Nie tylko Eden Whiteoak – ze słynnej sagi Mazo de la Roche – próbuje swoich sił w literaturze. Poetę odkrywa w sobie także najmłodszy z braci Whiteoaków – Wakefield. Zobaczcie, jak mu się powiodła pierwsza pisarska próba.

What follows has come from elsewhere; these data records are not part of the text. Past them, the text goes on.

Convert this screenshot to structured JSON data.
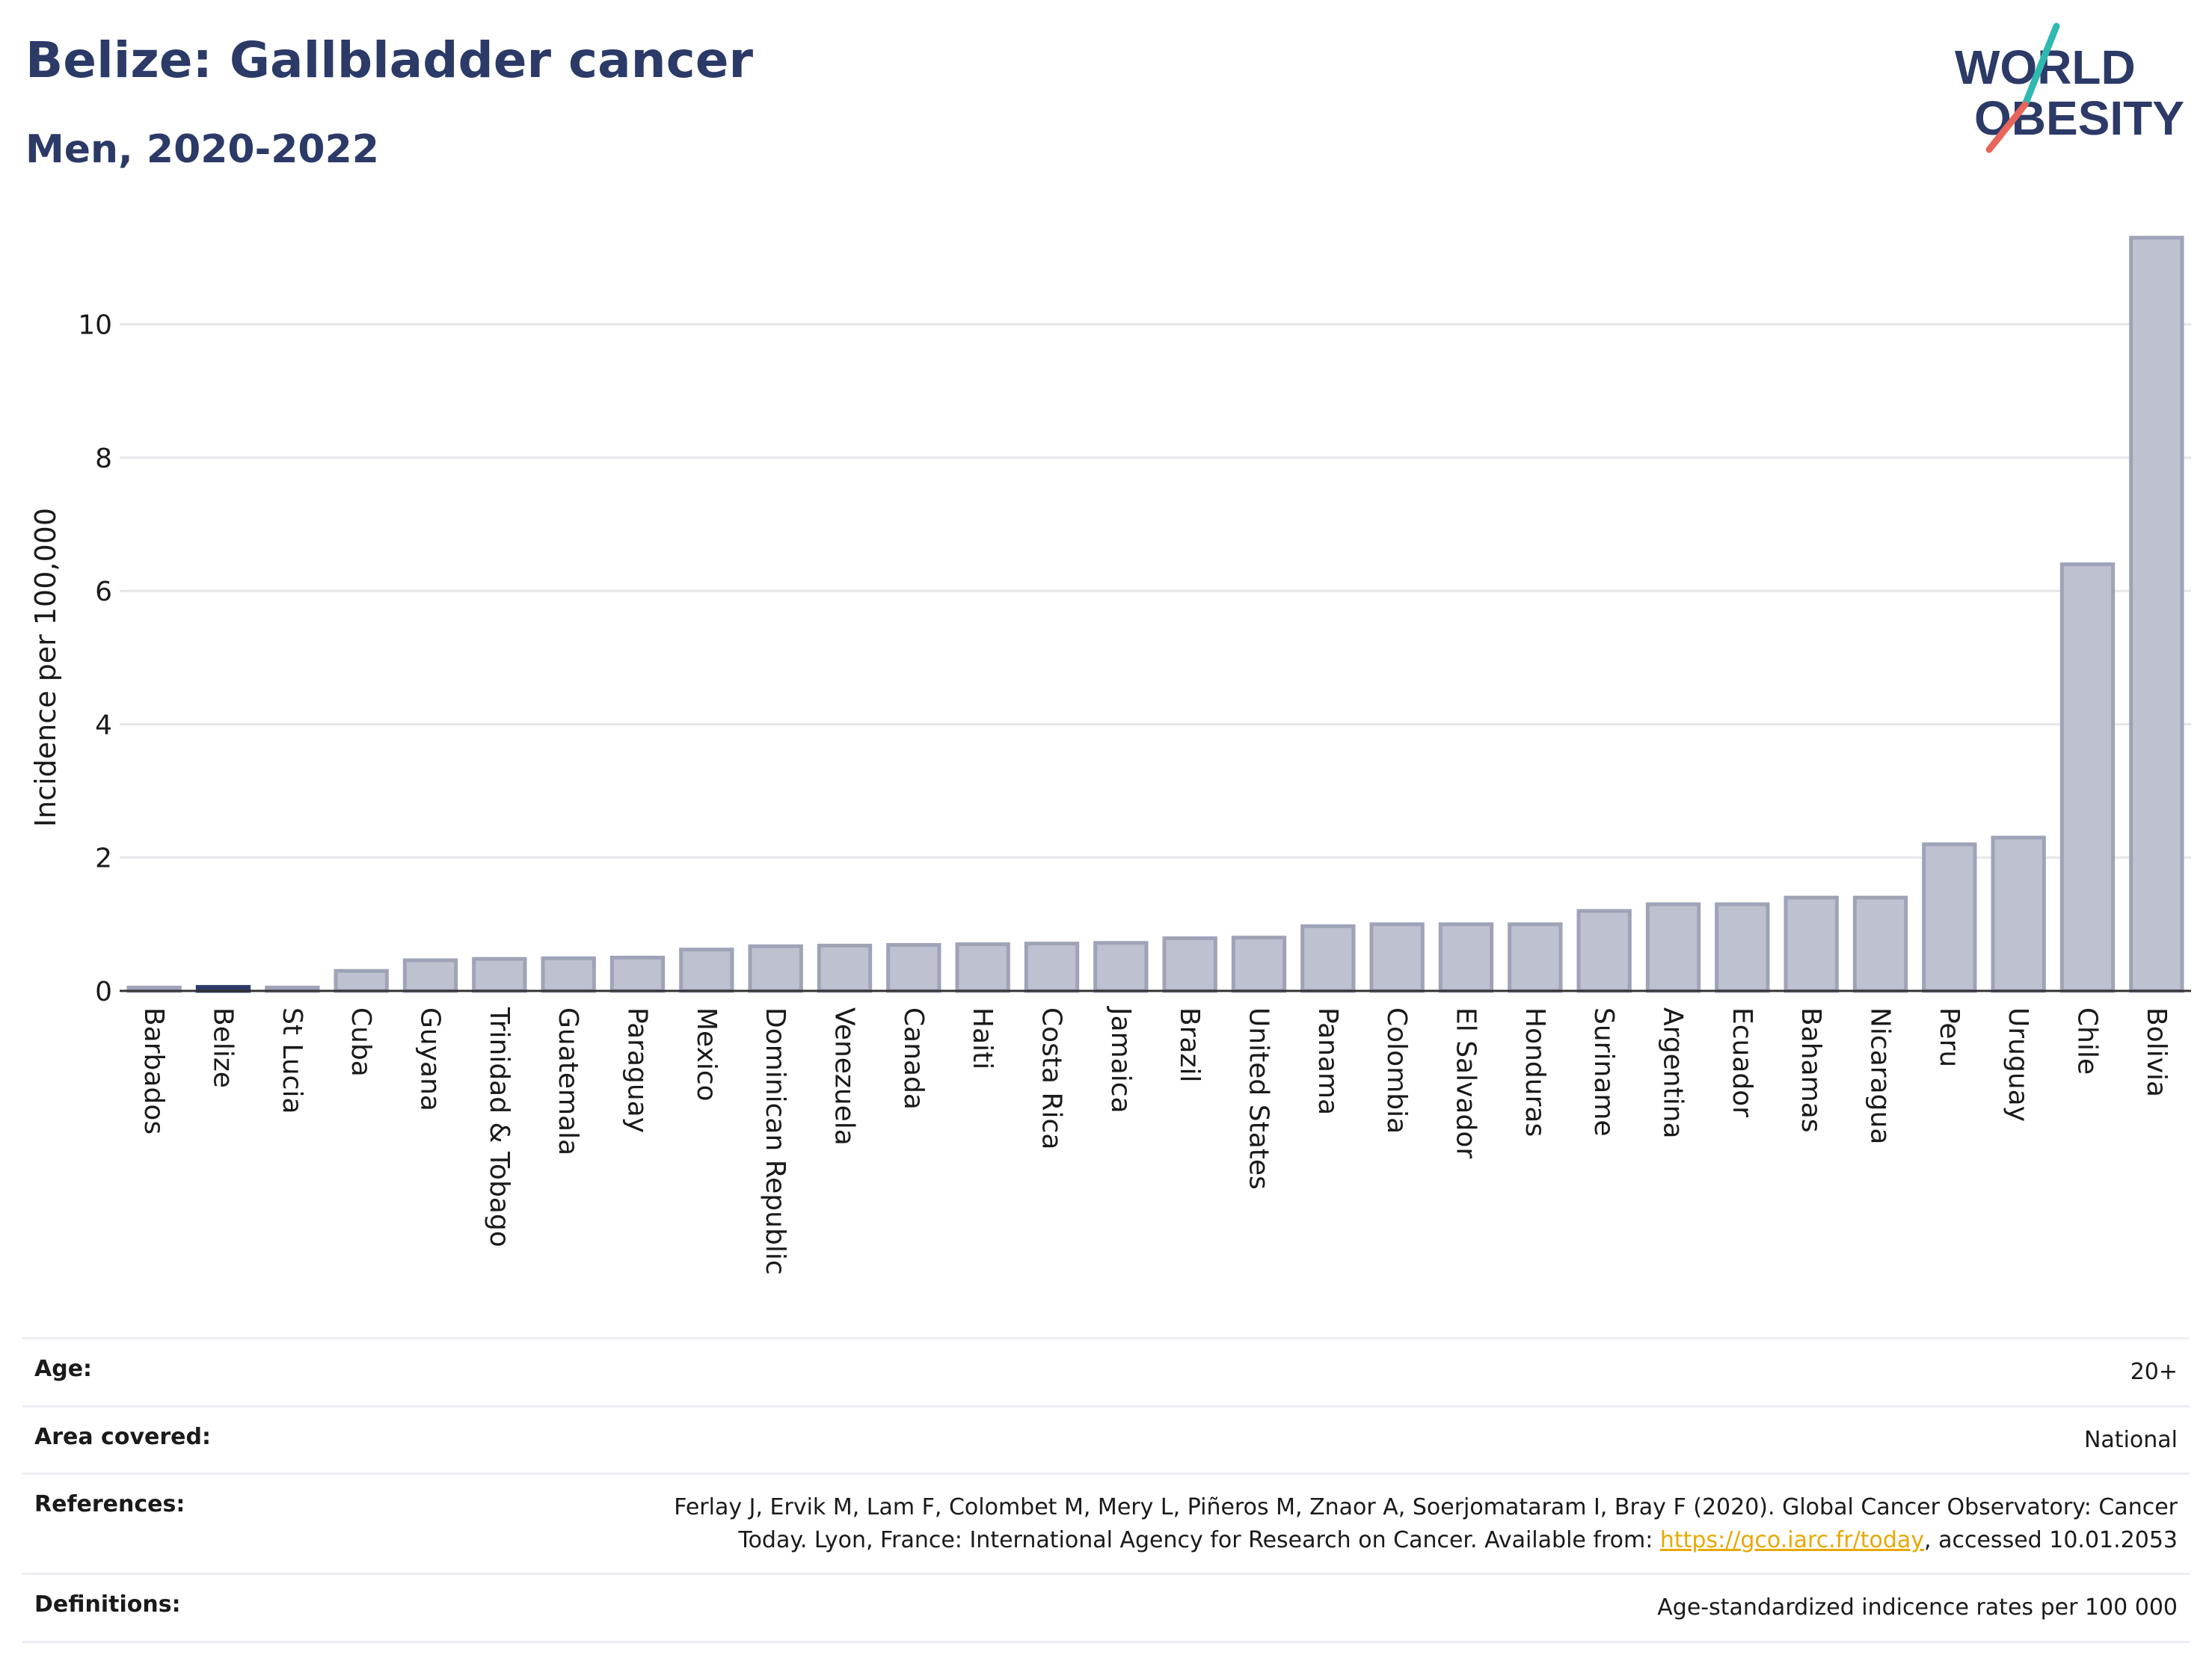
{
  "header": {
    "title": "Belize: Gallbladder cancer",
    "subtitle": "Men, 2020-2022"
  },
  "logo": {
    "line1": "WORLD",
    "line2": "OBESITY"
  },
  "chart_data": {
    "type": "bar",
    "title": "Belize: Gallbladder cancer",
    "subtitle": "Men, 2020-2022",
    "xlabel": "",
    "ylabel": "Incidence per 100,000",
    "ylim": [
      0,
      11.5
    ],
    "yticks": [
      0,
      2,
      4,
      6,
      8,
      10
    ],
    "grid": true,
    "highlight": "Belize",
    "colors": {
      "bar": "#bec1d0",
      "bar_stroke": "#9ea3b8",
      "highlight": "#2b3a67",
      "axis": "#333333",
      "grid": "#e6e6ea"
    },
    "categories": [
      "Barbados",
      "Belize",
      "St Lucia",
      "Cuba",
      "Guyana",
      "Trinidad & Tobago",
      "Guatemala",
      "Paraguay",
      "Mexico",
      "Dominican Republic",
      "Venezuela",
      "Canada",
      "Haiti",
      "Costa Rica",
      "Jamaica",
      "Brazil",
      "United States",
      "Panama",
      "Colombia",
      "El Salvador",
      "Honduras",
      "Suriname",
      "Argentina",
      "Ecuador",
      "Bahamas",
      "Nicaragua",
      "Peru",
      "Uruguay",
      "Chile",
      "Bolivia"
    ],
    "values": [
      0.05,
      0.06,
      0.05,
      0.3,
      0.46,
      0.48,
      0.49,
      0.5,
      0.62,
      0.67,
      0.68,
      0.69,
      0.7,
      0.71,
      0.72,
      0.79,
      0.8,
      0.97,
      1.0,
      1.0,
      1.0,
      1.2,
      1.3,
      1.3,
      1.4,
      1.4,
      2.2,
      2.3,
      6.4,
      11.3
    ]
  },
  "info": {
    "age_label": "Age:",
    "age_value": "20+",
    "area_label": "Area covered:",
    "area_value": "National",
    "references_label": "References:",
    "references_text_1": "Ferlay J, Ervik M, Lam F, Colombet M, Mery L, Piñeros M, Znaor A, Soerjomataram I, Bray F (2020). Global Cancer Observatory: Cancer",
    "references_text_2": "Today. Lyon, France: International Agency for Research on Cancer. Available from: ",
    "references_link": "https://gco.iarc.fr/today",
    "references_text_3": ", accessed 10.01.2053",
    "definitions_label": "Definitions:",
    "definitions_value": "Age-standardized indicence rates per 100 000"
  }
}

W powieści Fortuna Fincha – stanowiącej dziewiąty tom sagi rodu Whiteoaków autorstwa popularnej kanadyjskiej pisarki Mazo de la Roche (na zdj.) – trzynastoletni Wakefield Whiteoak podejmuje pierwsze literackie próby. Okazuje się, że pisarska pasja miała początek w słowach:
„Słowa fascynowały zawsze Wakefielda, ale dopiero od niedawna lubił je pisać. Gdy był młodszy, rozkoszował się powtarzaniem poważnych zwrotów i pięknych zdań, którymi posługiwali się starsi członkowie rodziny. Wsłuchiwał się w swoje słowa z głową przechyloną na bok. (…) A jak się cieszył wyrazem zdumienia, malującym się na twarzach dorosłych osób, gdy wychodziły z jego ust mądre i zawiłe zdania.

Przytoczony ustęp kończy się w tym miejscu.